Behind those technical remarks are the real reason why we introduce completeness: sometimes it helps us avoid some pesky technical measurability details involving null sets! However, it does come at a cost: sometimes the completion of a $\sigma$-algebra is too unwieldy, as is the case with the Lebesgue $\sigma$-algebra.

With that motivation in mind let me answer your questions:

1. The example makes sense from the perspective that $\{0\} \times A$ being a "thin" set should have measure zero (indeed, it has outer measure zero being a subset of $\{0\} \times \mathbb{R}$). This motivation is something that can also be done in 1-dimension (cf. Borel vs Lebesgue $\sigma$-algebras).

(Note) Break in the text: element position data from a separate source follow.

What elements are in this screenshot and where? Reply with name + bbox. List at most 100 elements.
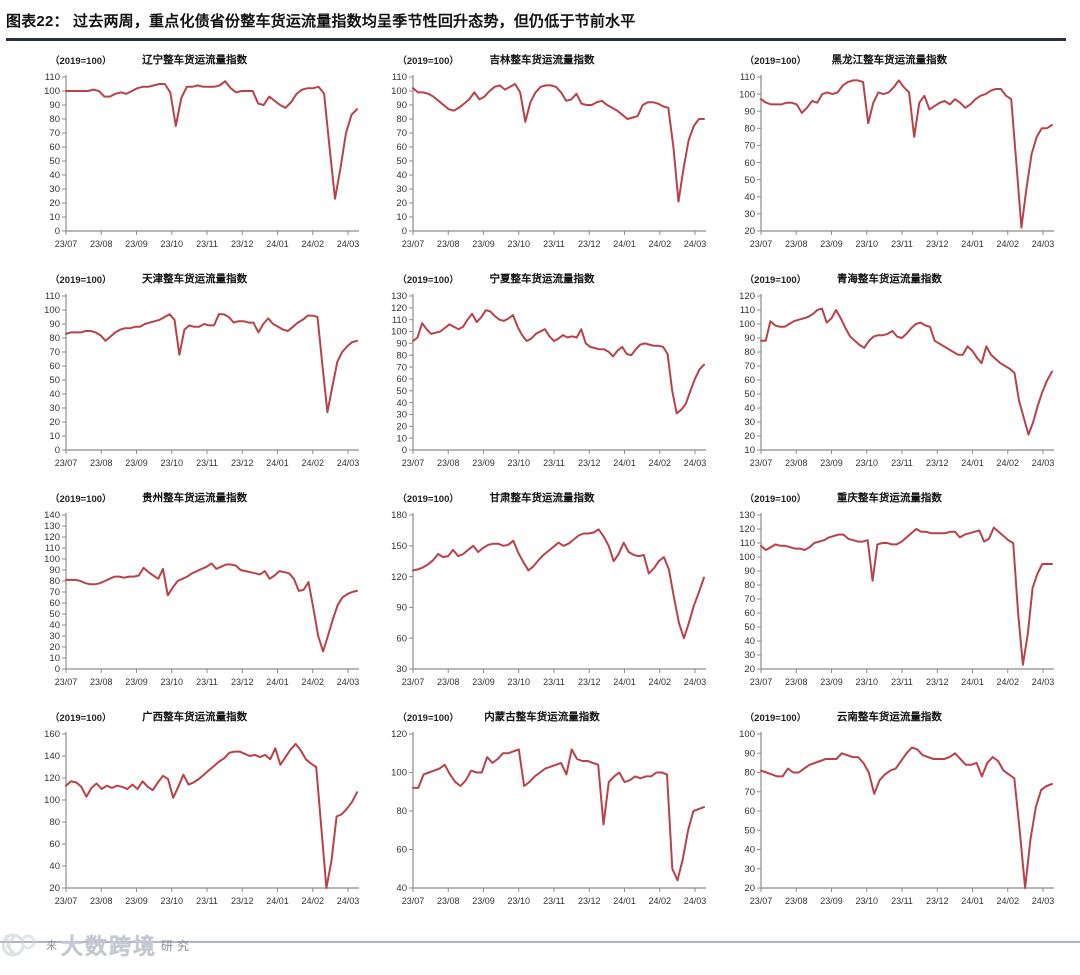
y-tick-label: 100: [44, 554, 60, 565]
chart-cell: （2019=100） 内蒙古整车货运流量指数 40 60 80 100 120 23/07…: [373, 708, 710, 910]
chart-header: （2019=100） 天津整车货运流量指数: [26, 270, 363, 286]
x-tick-label: 24/03: [684, 896, 707, 906]
x-tick-label: 23/08: [90, 896, 113, 906]
x-tick-label: 23/09: [473, 458, 496, 468]
y-tick-label: 60: [397, 844, 408, 855]
chart-header: （2019=100） 云南整车货运流量指数: [721, 708, 1058, 724]
y-tick-label: 10: [744, 445, 755, 456]
y-tick-label: 40: [49, 389, 60, 400]
series-line: [412, 82, 706, 203]
x-tick-label: 23/08: [90, 239, 113, 249]
x-tick-label: 23/09: [820, 458, 843, 468]
axis-unit-label: （2019=100）: [50, 493, 112, 505]
y-tick-label: 80: [397, 350, 408, 361]
axis-unit-label: （2019=100）: [397, 55, 459, 67]
x-tick-label: 23/07: [55, 458, 78, 468]
x-tick-label: 23/09: [473, 677, 496, 687]
y-tick-label: 10: [397, 433, 408, 444]
x-tick-label: 24/01: [266, 239, 289, 249]
chart-header: （2019=100） 广西整车货运流量指数: [26, 708, 363, 724]
line-chart: 0 10 20 30 40 50 60 70 80 90 100 110 23/07 23/08 23/09…: [391, 72, 706, 249]
x-tick-label: 23/10: [160, 677, 183, 687]
y-tick-label: 110: [740, 72, 755, 83]
x-tick-label: 23/07: [402, 458, 425, 468]
watermark-logo-icon: [2, 933, 36, 957]
y-tick-label: 40: [49, 861, 60, 872]
y-tick-label: 120: [739, 524, 755, 535]
x-tick-label: 23/12: [578, 458, 601, 468]
x-tick-label: 23/09: [125, 896, 148, 906]
y-tick-label: 120: [44, 532, 60, 543]
series-line: [65, 561, 358, 652]
x-tick-label: 23/10: [160, 239, 183, 249]
x-tick-label: 24/01: [614, 239, 637, 249]
series-line: [412, 747, 706, 881]
y-tick-label: 70: [397, 128, 408, 139]
x-tick-label: 24/01: [961, 677, 984, 687]
chart-cell: （2019=100） 青海整车货运流量指数 10 20 30 40 50 60 70 80 90…: [721, 270, 1058, 472]
series-line: [65, 312, 358, 413]
x-tick-label: 24/02: [996, 896, 1019, 906]
footer-rule: [0, 941, 1080, 943]
chart-title: 青海整车货运流量指数: [836, 272, 942, 285]
y-tick-label: 70: [397, 362, 408, 373]
y-tick-label: 120: [391, 729, 407, 740]
y-tick-label: 50: [49, 609, 60, 620]
y-tick-label: 70: [744, 361, 755, 372]
x-tick-label: 23/12: [926, 677, 949, 687]
y-tick-label: 40: [49, 620, 60, 631]
line-chart: 20 30 40 50 60 70 80 90 100 23/07 23/08 23/09 23/10 2…: [739, 729, 1054, 906]
series-line: [759, 307, 1053, 436]
axis-unit-label: （2019=100）: [50, 55, 112, 67]
x-tick-label: 23/12: [926, 458, 949, 468]
y-tick-label: 100: [391, 86, 407, 97]
x-tick-label: 23/07: [749, 896, 772, 906]
y-tick-label: 60: [49, 361, 60, 372]
x-tick-label: 24/02: [996, 239, 1019, 249]
chart-header: （2019=100） 贵州整车货运流量指数: [26, 489, 363, 505]
x-tick-label: 23/11: [891, 458, 913, 468]
x-tick-label: 24/02: [649, 239, 672, 249]
y-tick-label: 110: [45, 72, 60, 83]
y-tick-label: 60: [397, 633, 408, 644]
y-tick-label: 80: [744, 123, 755, 134]
x-tick-label: 23/09: [820, 677, 843, 687]
x-tick-label: 23/09: [473, 896, 496, 906]
chart-header: （2019=100） 内蒙古整车货运流量指数: [373, 708, 710, 724]
chart-header: （2019=100） 黑龙江整车货运流量指数: [721, 51, 1058, 67]
chart-header: （2019=100） 重庆整车货运流量指数: [721, 489, 1058, 505]
y-tick-label: 50: [744, 825, 755, 836]
y-tick-label: 100: [44, 795, 60, 806]
series-line: [65, 742, 358, 889]
y-tick-label: 50: [49, 156, 60, 167]
line-chart: 0 10 20 30 40 50 60 70 80 90 100 110 23/07 23/08 23/09…: [44, 72, 360, 249]
y-tick-label: 100: [391, 326, 407, 337]
y-tick-label: 40: [397, 883, 408, 894]
x-tick-label: 24/01: [266, 677, 289, 687]
y-tick-label: 0: [55, 445, 60, 456]
x-tick-label: 23/08: [785, 239, 808, 249]
y-tick-label: 120: [391, 571, 407, 582]
series-line: [759, 526, 1053, 666]
y-tick-label: 40: [744, 191, 755, 202]
y-tick-label: 80: [49, 817, 60, 828]
y-tick-label: 100: [44, 86, 60, 97]
x-tick-label: 24/01: [266, 896, 289, 906]
x-tick-label: 23/10: [855, 896, 878, 906]
x-tick-label: 24/03: [337, 239, 360, 249]
x-tick-label: 24/01: [961, 458, 984, 468]
x-tick-label: 23/10: [508, 677, 531, 687]
y-tick-label: 80: [744, 347, 755, 358]
line-chart: 0 10 20 30 40 50 60 70 80 90 100 110 23/07 23/08 23/09…: [44, 291, 359, 468]
x-tick-label: 23/11: [891, 896, 913, 906]
series-line: [65, 79, 358, 200]
y-tick-label: 30: [744, 417, 755, 428]
y-tick-label: 20: [49, 883, 60, 894]
x-tick-label: 23/07: [55, 677, 78, 687]
y-tick-label: 60: [744, 157, 755, 168]
y-tick-label: 20: [744, 883, 755, 894]
x-tick-label: 23/08: [785, 458, 808, 468]
y-tick-label: 50: [744, 622, 755, 633]
x-tick-label: 23/11: [196, 458, 218, 468]
x-tick-label: 23/11: [543, 239, 565, 249]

You also correctly point out that a Vitali set would not even be in the Lebesgue $\sigma$-algebra of $\mathbb{R}$. So really, what the example is actually showing is that the product of two complete $\sigma$-algebras need not be complete (i.e. $\mathcal{L}(\mathbb{R}) \otimes \mathcal{L}(\mathbb{R}) \neq \mathcal{L}(\mathbb{R}^2)$), rather than motivating completeness.
2. Their method is correct: you simply declare subsets of null sets to be null as well. This is the standard construction of the completion of a $\sigma$-algebra. As you correctly identify, this doesn't really say anything about general non-measurable sets.